From 1691 until 1793 the district was a Prussian exclave within Poland-Lithuania (Preußisch Serrey). In 1793 it was ceded, along with Tauragė (Tauroggen), to Poland-Lithuania as "compensation" for the territories annexed in the Second Partition of Poland; it returned to Prussian control two years later in the Third Partition of Poland, this time as a fully contiguous part of Prussia within the New East Prussia province.

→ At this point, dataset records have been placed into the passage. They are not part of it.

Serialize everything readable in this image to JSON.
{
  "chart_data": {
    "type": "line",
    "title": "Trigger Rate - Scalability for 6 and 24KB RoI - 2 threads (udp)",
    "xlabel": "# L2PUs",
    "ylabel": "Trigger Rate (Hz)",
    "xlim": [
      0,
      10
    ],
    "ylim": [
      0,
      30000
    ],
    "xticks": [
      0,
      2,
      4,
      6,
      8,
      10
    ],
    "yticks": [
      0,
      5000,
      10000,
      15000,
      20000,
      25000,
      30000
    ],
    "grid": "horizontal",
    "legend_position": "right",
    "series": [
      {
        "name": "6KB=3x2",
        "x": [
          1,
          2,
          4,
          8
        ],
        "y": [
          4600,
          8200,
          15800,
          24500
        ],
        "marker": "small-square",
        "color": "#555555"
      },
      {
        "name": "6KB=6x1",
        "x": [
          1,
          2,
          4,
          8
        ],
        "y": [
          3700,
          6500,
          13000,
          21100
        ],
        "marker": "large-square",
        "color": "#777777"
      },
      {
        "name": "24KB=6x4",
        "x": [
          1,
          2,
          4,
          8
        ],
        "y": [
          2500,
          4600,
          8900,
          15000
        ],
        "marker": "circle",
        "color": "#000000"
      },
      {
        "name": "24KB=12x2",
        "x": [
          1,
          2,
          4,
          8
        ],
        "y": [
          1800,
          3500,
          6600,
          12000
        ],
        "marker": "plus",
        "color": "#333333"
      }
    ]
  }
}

In 1807 it passed by the Treaties of Tilsit to the Duchy of Warsaw, a Polish client state of the First French Empire. 1815 it became part of Congress Poland, a kingdom in a personal union with the Russian Empire; while formally separate from Russia, Congress Poland increasingly became de facto part of it, culminating in the 1867 establishment of the Vistula Land in its place. After World War I it became part of the newly independent Republic of Lithuania.

During the World War II almost all Seirijai was bombed by German army.

On September 11, 1941, 953 Jews from Seirijai were murdered in the Baraučiškės Forest, including 229 men, 384 women and 340 children. The mass execution was perpetrated by Rollkommando Hamann (skrajojantis būrys, a small mobile unit that committed mass murders of Lithuanian Jews in the countryside across Lithuania in July–October 1941, with a death toll of at least 60,000 Jews.) / 1st Battalion 3rd Unit led by Norkus and Obelenis; Lithuanian Activists Front members from Seirijai

In 2018 a monument was built in Seirijai for Lithuanian partisans, who fought against Soviet occupants. Seirijai belonged to Dainava partisans military district.

==Economy==

Company Seirijų žirgai, which keeps and breeds Trakehner horses.

==Notable people==

- Alexander Ziskind Maimon (1809–1887) – Lithuanian Jewish author and scholar of the Talmud.
- Antanas Žmuidzinavičius (1876–1966) – Lithuanian painter.
- Bronius Kazys Balutis (1880–1967) – Lithuanian diplomat.
- Juozas Adomonis (g. 1932) – artist, ceramicist.
- Vidas Kavaliauskas (g. 1965) – Lithuanian linguist.